WHYTE: NAWET MAMA WILDERA NIE MA JEGO AUTOGRAFU

Redakcja, Behind The Gloves

2017-10-27

Dillian Whyte (21-1, 16 KO) docenia osiągnięcia Deontaya Wildera (38-0, 37 KO), ale podkreśla, że dla wielu kibiców Amerykanin wciąż, mimo że jest mistrzem WBC w wadze ciężkiej, pozostaje anonimową postacią.

- Wilder jest do bani. Nawet jego mama nie ma w swoim domu jego autografu.
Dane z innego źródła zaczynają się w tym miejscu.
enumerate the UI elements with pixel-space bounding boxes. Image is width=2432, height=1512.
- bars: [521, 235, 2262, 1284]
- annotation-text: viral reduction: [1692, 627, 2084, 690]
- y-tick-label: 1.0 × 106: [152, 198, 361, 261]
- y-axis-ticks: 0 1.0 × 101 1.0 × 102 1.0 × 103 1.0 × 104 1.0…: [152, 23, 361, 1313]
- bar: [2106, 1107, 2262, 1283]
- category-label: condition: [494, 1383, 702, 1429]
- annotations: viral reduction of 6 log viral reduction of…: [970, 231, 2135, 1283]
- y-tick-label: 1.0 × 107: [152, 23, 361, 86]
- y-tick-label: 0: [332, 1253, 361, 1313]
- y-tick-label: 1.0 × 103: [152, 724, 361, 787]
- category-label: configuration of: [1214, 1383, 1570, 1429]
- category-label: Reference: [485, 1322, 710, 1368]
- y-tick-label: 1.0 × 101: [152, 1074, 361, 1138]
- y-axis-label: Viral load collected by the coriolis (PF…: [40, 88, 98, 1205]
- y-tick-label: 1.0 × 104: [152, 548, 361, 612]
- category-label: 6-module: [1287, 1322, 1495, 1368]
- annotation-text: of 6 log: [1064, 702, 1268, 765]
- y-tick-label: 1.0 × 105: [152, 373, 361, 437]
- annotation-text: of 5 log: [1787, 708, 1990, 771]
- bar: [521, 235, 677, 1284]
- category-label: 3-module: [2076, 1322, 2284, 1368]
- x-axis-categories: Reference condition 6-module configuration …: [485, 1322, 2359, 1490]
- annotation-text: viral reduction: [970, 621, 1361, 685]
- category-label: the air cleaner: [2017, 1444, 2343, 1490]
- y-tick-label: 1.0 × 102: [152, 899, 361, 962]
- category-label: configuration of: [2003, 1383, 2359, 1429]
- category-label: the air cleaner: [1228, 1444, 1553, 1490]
To dobry zawodnik, silny, ale jest nieznany. Gdyby zapytać dziesięciu dowolnych ludzi na ulicy, kim jest Deontay Wilder, nikt by nie wiedział - stwierdził Anglik, który w sobotę w Cardiff skrzyżuje rękawice z Robertem Heleniusem (25-1, 16 KO).

Wilder wróci na ring tydzień później. Czwartego listopada na Brooklynie zmierzy się z Bermane'em Stiverne'em (25-2-1, 21 KO), któremu w 2015 roku odebrał tytuł WBC.

- Powinien go łatwo pokonać, raz już to zrobił. Stiverne nie walczył od dwóch lat, ma 38 lat. Ale z drugiej strony mówimy tutaj o Wilderze, gościu, który nie ma twardej szczęki. Stiverne może wygrać, jeśli go trafi - skomentował Whyte.

Anglik już od dłuższego czasu zabiega o potyczkę z Wilderem. Amerykanin stwierdził, że zgodzi się z nim walczyć, jeśli dostanie gwarancję, że w kolejnym pojedynku zmierzy się z Anthonym Joshuą (19-0, 19 KO), zunifikowanym mistrzem IBF i WBA.